Бог Отец и Христос не «феномены», не «маски», «personae», или «виды», «species» одной природы или «сущности», «substantio», как это было выражено в Западном варианте Никейского Символа Веры. Требовалось терминологически выразить небывалое до сих пор, не «родо-видовое» понимание отношение Отца и Сына, устранить «субординационизм», логически поставить уникальность на один уровень с универсальностью, легитимизировать «личность» как таковую.
С глубокой древности уникальный индивид идентифицировал себя с «родом», «мифом» и «культом», с Традицией, приобщение к которой было тем единственным, что давало шансы на выживание в мире природы — сакрального. Уникальное получало смысл в сакральном, традиционном. Христианство тем самым выходило на совершенно новый уровень «расколдовывания» и деантропоморфизации мира, отказываясь от античных философских понятий и библейской мистичной антропоморфности как «слишком человеческих» и буквальных.
Христианство провозгласило себя спасением для всех, а не элитарной философией для экстатичных «одиноких», что поставило совершенно новые методологические проблемы перед теми, кто начинал разрабатывать его «сакральную идеологию», собственную философскую теологию и практическую нравственную «простоту» утверждающейся «общности во Христе». Уровень простой «этичности любви», связанной с житейским здравым смыслом или подвижническим аскетичным монашеством, становился недостаточным для нового статуса, который Церковь обрела в IV веке, превратившись из гонимой в торжествующую.

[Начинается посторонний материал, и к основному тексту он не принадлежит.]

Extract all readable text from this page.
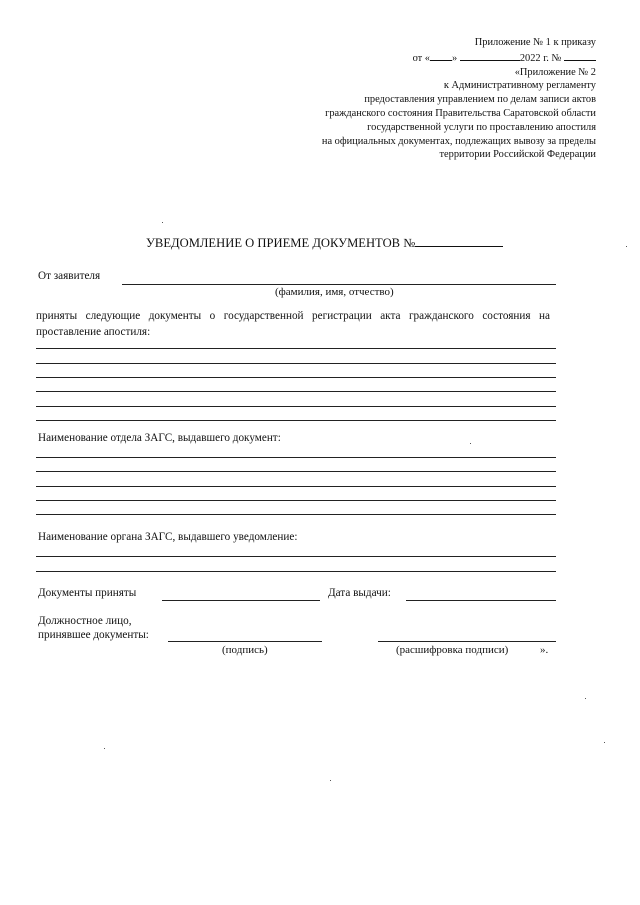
Приложение № 1 к приказу
от « »	2022 г. №
«Приложение № 2
к Административному регламенту
предоставления управлением по делам записи актов
гражданского состояния Правительства Саратовской области
государственной услуги по проставлению апостиля
на официальных документах, подлежащих вывозу за пределы
территории Российской Федерации
УВЕДОМЛЕНИЕ О ПРИЕМЕ ДОКУМЕНТОВ №
От заявителя
(фамилия, имя, отчество)
приняты следующие документы о государственной регистрации акта гражданского состояния на проставление апостиля:
Наименование отдела ЗАГС, выдавшего документ:
Наименование органа ЗАГС, выдавшего уведомление:
Документы приняты	Дата выдачи:
Должностное лицо,
принявшее документы:
(подпись)	(расшифровка подписи)	».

Тринитарные споры были не только спорами по поводу природы Христа, в них можно усмотреть и разработку методологии того, как вообще можно выразить «уникальность» в «родственности» подлинно, этично, т. е. без «подчинения», «рабства» первого в рамках второго. Христос — не «вид» в роде «божественное», сами понятия здесь на предельно общем уровне анализа выступают не просто инертными и взаимозаменимыми орудиями познания, но активными, уникальнейшими и тончайшими формами интерпретации бытия Сакрального, смысловые особенности которых приобретают в этом свете определяющее значение.